In Emily R. King’s thrilling fantasy debut, an orphan girl blossoms into a warrior, summoning courage and confidence in her fearless quest to upend tradition, overthrow an empire, and reclaim her life as her own.
✩ Kalinda was a strong main character for the story. I loved her fierce loyalty to her friends and her unwillingness to accept things that were wrong, even if they were long-standing traditions. She had a strong sense of justice and fairness that I loved her for.
✩ I loved Mathura because she took up the role of the kind and wise old woman. I liked how perceptive she was.
✩ Now, don’t get me wrong. I hated Rajah Tarek, but I liked how well written his twisted character was written. He was obsessive, cruel, and lustful.

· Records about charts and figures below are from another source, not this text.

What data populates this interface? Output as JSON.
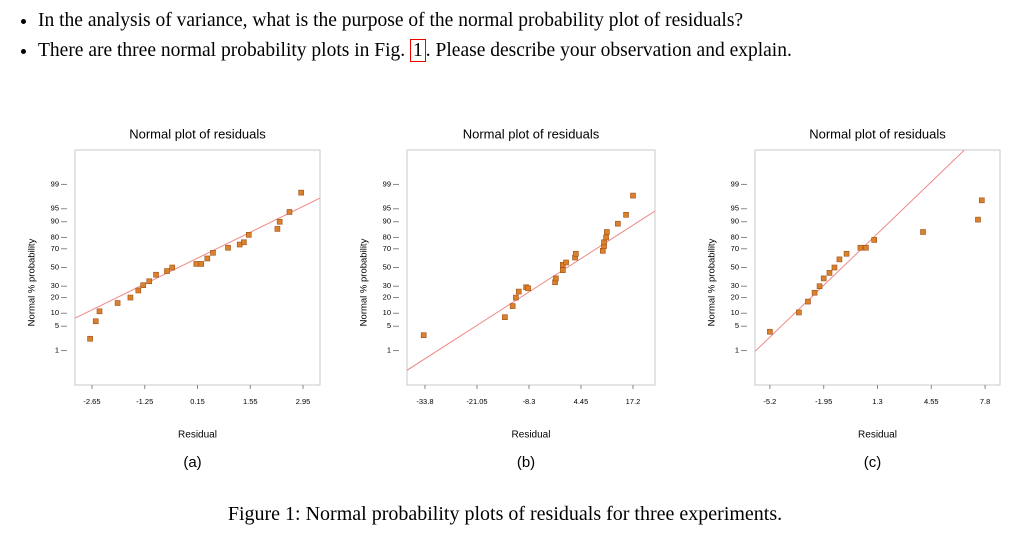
{
  "bullets": [
    "In the analysis of variance, what is the purpose of the normal probability plot of residuals?",
    {
      "before": "There are three normal probability plots in Fig.",
      "ref": "1",
      "after": ". Please describe your observation and explain."
    }
  ],
  "chart_data": [
    {
      "type": "scatter",
      "title": "Normal plot of residuals",
      "xlabel": "Residual",
      "ylabel": "Normal % probability",
      "subcaption": "(a)",
      "yscale": "probit",
      "xlim": [
        -3.1,
        3.4
      ],
      "xticks": [
        -2.65,
        -1.25,
        0.15,
        1.55,
        2.95
      ],
      "ylim": [
        0.05,
        99.95
      ],
      "yticks": [
        1,
        5,
        10,
        20,
        30,
        50,
        70,
        80,
        90,
        95,
        99
      ],
      "x": [
        -2.7,
        -2.55,
        -2.45,
        -1.97,
        -1.63,
        -1.42,
        -1.29,
        -1.13,
        -0.95,
        -0.66,
        -0.52,
        0.12,
        0.25,
        0.41,
        0.56,
        0.96,
        1.27,
        1.38,
        1.51,
        2.27,
        2.33,
        2.59,
        2.9
      ],
      "values": [
        2.3,
        6.6,
        11,
        16,
        20,
        26,
        31,
        35,
        42,
        46,
        50,
        54,
        54,
        60,
        66,
        71,
        74,
        76,
        82,
        86,
        90,
        94,
        98.2
      ],
      "color": "#d9822b",
      "fit_line": {
        "x": [
          -3.1,
          3.4
        ],
        "values": [
          7.8,
          97.4
        ],
        "color": "#ee8888"
      }
    },
    {
      "type": "scatter",
      "title": "Normal plot of residuals",
      "xlabel": "Residual",
      "ylabel": "Normal % probability",
      "subcaption": "(b)",
      "yscale": "probit",
      "xlim": [
        -38.2,
        22.6
      ],
      "xticks": [
        -33.8,
        -21.05,
        -8.3,
        4.45,
        17.2
      ],
      "ylim": [
        0.05,
        99.95
      ],
      "yticks": [
        1,
        5,
        10,
        20,
        30,
        50,
        70,
        80,
        90,
        95,
        99
      ],
      "x": [
        -34.1,
        -14.2,
        -12.3,
        -11.5,
        -10.8,
        -9.0,
        -8.5,
        -1.9,
        -1.7,
        0.0,
        0.0,
        0.8,
        3.0,
        3.2,
        9.8,
        10.1,
        10.1,
        10.6,
        10.8,
        13.5,
        15.5,
        17.2
      ],
      "values": [
        2.9,
        8.2,
        14,
        20,
        25,
        29,
        28,
        34,
        38,
        47,
        53,
        55.6,
        61,
        65,
        68,
        72.6,
        76,
        80,
        84,
        89,
        93,
        97.8
      ],
      "color": "#d9822b",
      "fit_line": {
        "x": [
          -38.2,
          22.6
        ],
        "values": [
          0.2,
          94.3
        ],
        "color": "#ee8888"
      }
    },
    {
      "type": "scatter",
      "title": "Normal plot of residuals",
      "xlabel": "Residual",
      "ylabel": "Normal % probability",
      "subcaption": "(c)",
      "yscale": "probit",
      "xlim": [
        -6.1,
        8.7
      ],
      "xticks": [
        -5.2,
        -1.95,
        1.3,
        4.55,
        7.8
      ],
      "ylim": [
        0.05,
        99.95
      ],
      "yticks": [
        1,
        5,
        10,
        20,
        30,
        50,
        70,
        80,
        90,
        95,
        99
      ],
      "x": [
        -5.2,
        -3.45,
        -2.9,
        -2.5,
        -2.2,
        -1.95,
        -1.6,
        -1.3,
        -1.0,
        -0.57,
        0.27,
        0.6,
        1.1,
        4.05,
        7.37,
        7.6
      ],
      "values": [
        3.6,
        10.4,
        17,
        24,
        30,
        38,
        44,
        50,
        59,
        65,
        71,
        71,
        78,
        84,
        91,
        97
      ],
      "color": "#d9822b",
      "fit_line": {
        "x": [
          -6.1,
          6.55
        ],
        "values": [
          0.94,
          99.95
        ],
        "color": "#ee8888"
      }
    }
  ],
  "caption": "Figure 1: Normal probability plots of residuals for three experiments."
}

❝ Anything can be changed by those who have the courage to blaze their own path.❞
This book was easily one of the top 5 favorite books I’ve read this year. Because if you wanted some badass women, you got them. In Kalinda’s world, women take pride in learning how to fight as a sign of their devotion to their deities.
Kalinda and her best friend, Jaya, have made plans all their life to stick together, but things don’t go according to plan when an unexpected benefactor shows up to temple for a Claiming.
One of the biggest strengths of this book was the worldbuilding. There was an array of Gods and Goddess, different stories for them, virtues, prayers, traditions. I liked all the detail and thought that went into creating this world establishing their faith-based system.
Besides having a rich story, the characters were another bright spot. I felt connected to more than a few characters. Even characters I disliked I was able to understand even if I couldn’t like them for what they were. They were well written and that’s always something I can appreciate. In particular, I strongly disliked Tarek for all the sick things he did (and had others do), but I liked his twisted sense of love and devotion as his inner motivation.
❝ Not all women have my temper, Captain.
“Not all women wear it as well as you do Kalinda.❞
Kalinda was admirable for wanting to protect others, especially if they couldn’t defend themselves. She was just and fair, and more than a little spirited, but I loved her for her kindness.
Another aspect of the book that I enjoyed was the magic. Even though the powers based on the traditional four elements is a bit overused I liked the way that Burner’s (fire users) powers were applied.
I have to say, however, that I was not really invested in the romance in this book. It seemed a little forced and kind of sudden. I might have been behind it more had it been built up a little slower throughout the book. It felt like insta-love, especially because the characters admitted to falling for one another at first glance. There didn’t seem to be a strong emotional connection between them as much as there was a physical attraction.
Overall, I have to say that this book was really great. It sucked me in from the very start. I’m really looking forward to following the rest of the series!